TRSB CEO Mary Kazamias told Slator that the two companies connected in 2020, just before the pandemic hit. TRSB approached Anglocom as part of their acquisition strategy. “Initial conversations revealed that we were aligned in our vision; we felt that our two organizations could greatly benefit from joining forces. The timing and overall fit were just right,” Kazamias said.
A few months prior, in December 2019, TRSB inked a recapitalization agreement with American private equity firm Hammond, Kennedy, Whitney & Company (HKW). Kazamias told Slator at the time that TRSB was “now an active player in the buying M&A scene.” The LSP’s current shareholders include the original family owners, TRSB’s management team, and HKW.
Kazamias declined to share revenues for Anglocom, but said that the combined company headcount is close to the 300-person mark. “Over 60% of our staff are linguists: translators, revisers, proofreaders, terminologists,” she added.
Anglocom’s highly-skilled linguist workforce, which mainly focuses on French-to-English translation and adaptation, was central to the acquisition, Kazamias explained. She noted that Anglocom’s translation teams bring added expertise since their translators are also writers and they are particularly adept at working on marketing materials.
Anglocom’s two owners, Grant Hamilton (President and Founder) and Grégory Avenet (VP of Operations), will stay on post-sale, Kazamias confirmed.
The TRSB CEO described the two companies as complementary and said there was very little client overlap. Both TRSB and Anglocom mainly serve the Canadian market across a variety of end-customer verticals including finance, insurance, life sciences, technology, public sector, and retail. She said Anglocom adds the advertising expertise.
Kazamias also outlined the translation technology used by the two companies, saying that they currently use different management tools, both proprietary and off-the-shelf, but plan to streamline, eventually.
As for machine translation (MT) and how it is being deployed across the language industry supply chain, Kazamias said: “MT has been around for some time now and we do not foresee any greater impact than it already has had on the industry.”
TRSB generated revenues of CAD 32.4m (USD 24.5m) in 2020, growing by a Covid-beating 14% during the year. Their performance is reflective of what Kazamias described as a “quite healthy” language services market in Canada “even in the last year.” In fact, she said, the “pandemic created a greater demand for high-caliber translation.”

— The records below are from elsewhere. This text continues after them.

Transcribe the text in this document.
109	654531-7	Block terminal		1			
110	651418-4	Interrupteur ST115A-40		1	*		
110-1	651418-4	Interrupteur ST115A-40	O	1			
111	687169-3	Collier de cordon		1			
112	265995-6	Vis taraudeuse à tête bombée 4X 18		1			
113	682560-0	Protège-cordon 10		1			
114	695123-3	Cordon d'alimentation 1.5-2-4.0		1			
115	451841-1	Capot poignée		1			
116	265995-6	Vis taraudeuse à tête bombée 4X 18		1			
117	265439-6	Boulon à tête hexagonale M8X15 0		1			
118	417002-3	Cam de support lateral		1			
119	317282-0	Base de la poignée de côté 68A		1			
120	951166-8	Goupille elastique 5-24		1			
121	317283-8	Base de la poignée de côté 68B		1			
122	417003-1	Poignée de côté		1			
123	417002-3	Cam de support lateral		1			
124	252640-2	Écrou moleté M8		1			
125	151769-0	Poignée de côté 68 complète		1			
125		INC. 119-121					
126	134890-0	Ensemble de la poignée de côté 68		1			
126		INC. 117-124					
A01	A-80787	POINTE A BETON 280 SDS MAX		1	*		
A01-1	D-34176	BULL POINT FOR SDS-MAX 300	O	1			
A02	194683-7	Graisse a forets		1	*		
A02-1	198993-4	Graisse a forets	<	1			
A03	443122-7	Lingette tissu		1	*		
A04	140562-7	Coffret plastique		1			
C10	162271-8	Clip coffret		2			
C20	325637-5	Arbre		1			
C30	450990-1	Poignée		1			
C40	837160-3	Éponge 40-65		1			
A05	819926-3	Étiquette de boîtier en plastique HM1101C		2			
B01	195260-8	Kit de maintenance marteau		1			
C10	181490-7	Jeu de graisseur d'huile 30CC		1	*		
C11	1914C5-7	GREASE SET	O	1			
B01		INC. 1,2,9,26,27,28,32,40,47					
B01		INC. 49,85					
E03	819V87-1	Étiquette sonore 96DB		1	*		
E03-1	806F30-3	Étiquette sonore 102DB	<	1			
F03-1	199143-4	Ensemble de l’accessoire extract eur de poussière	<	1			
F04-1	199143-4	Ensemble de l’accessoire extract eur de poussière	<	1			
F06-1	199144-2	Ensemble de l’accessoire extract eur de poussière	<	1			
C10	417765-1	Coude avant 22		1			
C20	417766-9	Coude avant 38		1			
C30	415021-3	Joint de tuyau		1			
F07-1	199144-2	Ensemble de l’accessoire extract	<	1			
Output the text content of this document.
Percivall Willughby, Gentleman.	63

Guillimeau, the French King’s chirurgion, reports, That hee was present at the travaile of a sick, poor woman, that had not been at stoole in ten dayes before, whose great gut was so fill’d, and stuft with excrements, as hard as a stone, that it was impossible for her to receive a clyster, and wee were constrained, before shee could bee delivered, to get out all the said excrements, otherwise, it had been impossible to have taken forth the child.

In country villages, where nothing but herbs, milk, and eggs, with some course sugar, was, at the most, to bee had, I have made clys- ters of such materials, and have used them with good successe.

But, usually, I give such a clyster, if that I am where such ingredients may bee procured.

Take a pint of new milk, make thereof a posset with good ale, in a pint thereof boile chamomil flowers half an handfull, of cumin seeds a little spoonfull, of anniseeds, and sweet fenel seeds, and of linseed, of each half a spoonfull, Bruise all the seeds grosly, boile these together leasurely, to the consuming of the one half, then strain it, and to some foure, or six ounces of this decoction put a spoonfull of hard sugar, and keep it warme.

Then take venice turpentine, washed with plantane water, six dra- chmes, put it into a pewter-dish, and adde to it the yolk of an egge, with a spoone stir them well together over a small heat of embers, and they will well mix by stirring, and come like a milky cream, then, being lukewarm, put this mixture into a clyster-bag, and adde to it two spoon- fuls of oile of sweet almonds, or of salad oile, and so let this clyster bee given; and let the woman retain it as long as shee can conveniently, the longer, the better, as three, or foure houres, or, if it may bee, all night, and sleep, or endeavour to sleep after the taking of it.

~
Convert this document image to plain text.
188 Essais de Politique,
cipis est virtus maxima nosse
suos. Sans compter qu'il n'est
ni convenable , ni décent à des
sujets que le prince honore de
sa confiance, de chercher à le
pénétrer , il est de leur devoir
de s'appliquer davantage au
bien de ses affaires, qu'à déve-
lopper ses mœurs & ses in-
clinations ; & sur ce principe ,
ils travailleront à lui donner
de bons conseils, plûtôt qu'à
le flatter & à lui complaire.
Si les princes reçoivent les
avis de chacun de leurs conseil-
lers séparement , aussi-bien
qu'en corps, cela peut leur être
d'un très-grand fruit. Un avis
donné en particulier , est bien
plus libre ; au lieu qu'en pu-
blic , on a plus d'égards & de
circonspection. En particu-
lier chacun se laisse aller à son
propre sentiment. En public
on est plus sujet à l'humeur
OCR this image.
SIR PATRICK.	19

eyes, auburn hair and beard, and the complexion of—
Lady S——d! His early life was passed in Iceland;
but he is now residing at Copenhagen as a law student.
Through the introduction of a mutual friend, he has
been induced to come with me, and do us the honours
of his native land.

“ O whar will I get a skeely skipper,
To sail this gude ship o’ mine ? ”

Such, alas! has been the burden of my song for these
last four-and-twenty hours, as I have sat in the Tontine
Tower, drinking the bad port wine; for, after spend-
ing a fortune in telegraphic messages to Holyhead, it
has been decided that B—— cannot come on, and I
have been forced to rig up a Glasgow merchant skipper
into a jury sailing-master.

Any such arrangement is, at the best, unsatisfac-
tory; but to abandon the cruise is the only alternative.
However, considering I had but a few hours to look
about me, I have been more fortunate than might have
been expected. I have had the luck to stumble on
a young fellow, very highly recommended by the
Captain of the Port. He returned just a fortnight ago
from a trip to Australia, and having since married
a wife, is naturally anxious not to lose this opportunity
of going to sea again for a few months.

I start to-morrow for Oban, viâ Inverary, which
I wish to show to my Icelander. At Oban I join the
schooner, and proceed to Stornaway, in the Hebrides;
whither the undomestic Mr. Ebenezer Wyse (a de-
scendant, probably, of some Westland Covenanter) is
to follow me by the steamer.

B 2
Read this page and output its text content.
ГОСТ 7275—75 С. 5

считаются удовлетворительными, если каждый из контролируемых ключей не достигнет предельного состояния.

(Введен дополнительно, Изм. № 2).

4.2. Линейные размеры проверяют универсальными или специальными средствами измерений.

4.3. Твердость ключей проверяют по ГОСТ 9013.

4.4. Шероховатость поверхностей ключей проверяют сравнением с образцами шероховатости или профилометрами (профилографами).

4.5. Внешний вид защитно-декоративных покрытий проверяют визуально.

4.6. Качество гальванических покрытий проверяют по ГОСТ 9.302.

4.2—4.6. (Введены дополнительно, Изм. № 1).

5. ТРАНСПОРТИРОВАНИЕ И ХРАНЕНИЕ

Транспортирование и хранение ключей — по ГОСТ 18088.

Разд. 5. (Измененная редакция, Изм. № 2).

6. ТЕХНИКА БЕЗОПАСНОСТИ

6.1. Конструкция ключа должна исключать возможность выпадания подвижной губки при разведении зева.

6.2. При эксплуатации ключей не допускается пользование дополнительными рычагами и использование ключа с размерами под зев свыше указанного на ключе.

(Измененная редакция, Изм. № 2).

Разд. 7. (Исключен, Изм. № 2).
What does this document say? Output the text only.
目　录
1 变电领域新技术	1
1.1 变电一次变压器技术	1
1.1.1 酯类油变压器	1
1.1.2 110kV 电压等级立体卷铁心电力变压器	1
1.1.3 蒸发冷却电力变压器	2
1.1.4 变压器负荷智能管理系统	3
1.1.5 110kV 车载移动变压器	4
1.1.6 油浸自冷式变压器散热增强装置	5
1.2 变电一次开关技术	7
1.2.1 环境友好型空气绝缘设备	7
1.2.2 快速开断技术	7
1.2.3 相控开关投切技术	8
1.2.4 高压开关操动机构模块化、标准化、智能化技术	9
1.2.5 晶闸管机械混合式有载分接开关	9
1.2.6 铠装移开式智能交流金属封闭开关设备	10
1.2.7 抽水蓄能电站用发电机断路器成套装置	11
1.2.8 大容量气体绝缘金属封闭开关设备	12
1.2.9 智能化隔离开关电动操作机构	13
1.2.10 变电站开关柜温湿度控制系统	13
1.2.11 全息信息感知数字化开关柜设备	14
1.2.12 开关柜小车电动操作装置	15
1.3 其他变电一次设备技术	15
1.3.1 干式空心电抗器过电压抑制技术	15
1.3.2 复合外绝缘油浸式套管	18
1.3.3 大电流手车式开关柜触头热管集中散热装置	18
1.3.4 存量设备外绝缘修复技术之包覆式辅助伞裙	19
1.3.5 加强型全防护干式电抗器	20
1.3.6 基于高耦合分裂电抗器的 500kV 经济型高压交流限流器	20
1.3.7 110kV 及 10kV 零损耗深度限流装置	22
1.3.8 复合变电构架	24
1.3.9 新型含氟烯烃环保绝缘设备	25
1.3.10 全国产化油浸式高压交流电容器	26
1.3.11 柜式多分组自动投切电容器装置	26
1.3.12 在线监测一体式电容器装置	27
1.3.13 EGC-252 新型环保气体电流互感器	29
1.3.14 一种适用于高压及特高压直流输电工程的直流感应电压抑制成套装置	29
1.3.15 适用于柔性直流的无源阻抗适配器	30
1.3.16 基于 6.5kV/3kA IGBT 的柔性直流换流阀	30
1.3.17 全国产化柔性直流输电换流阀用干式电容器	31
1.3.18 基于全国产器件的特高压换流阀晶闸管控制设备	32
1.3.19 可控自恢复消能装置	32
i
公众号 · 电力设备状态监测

TRSB’s closest local rival by revenues, Quebec-based Versacom, grew strongly by around 17% to CAD 33.4m (USD 26.2m) in 2020, while revenues at Canadian LSPs OXO Group, Scriptis, and LAT Multilingual, all increased as well.
Discussing the road ahead, Kazamias said that the plan is for both brands to remain. “Anglocom will continue to attract and fulfill the needs of customers looking for very high-end translation both in French and English,” she said.
Meanwhile, Kazamias identified a number of key challenges for the next two years: the Canadian labor market, non-core providers (i.e., non-LSPs) competing in translation services, and market consolidation.
Taft and McMillan provided legal advisory on the transaction, while the M&A advisers were PKF Advisory LLC.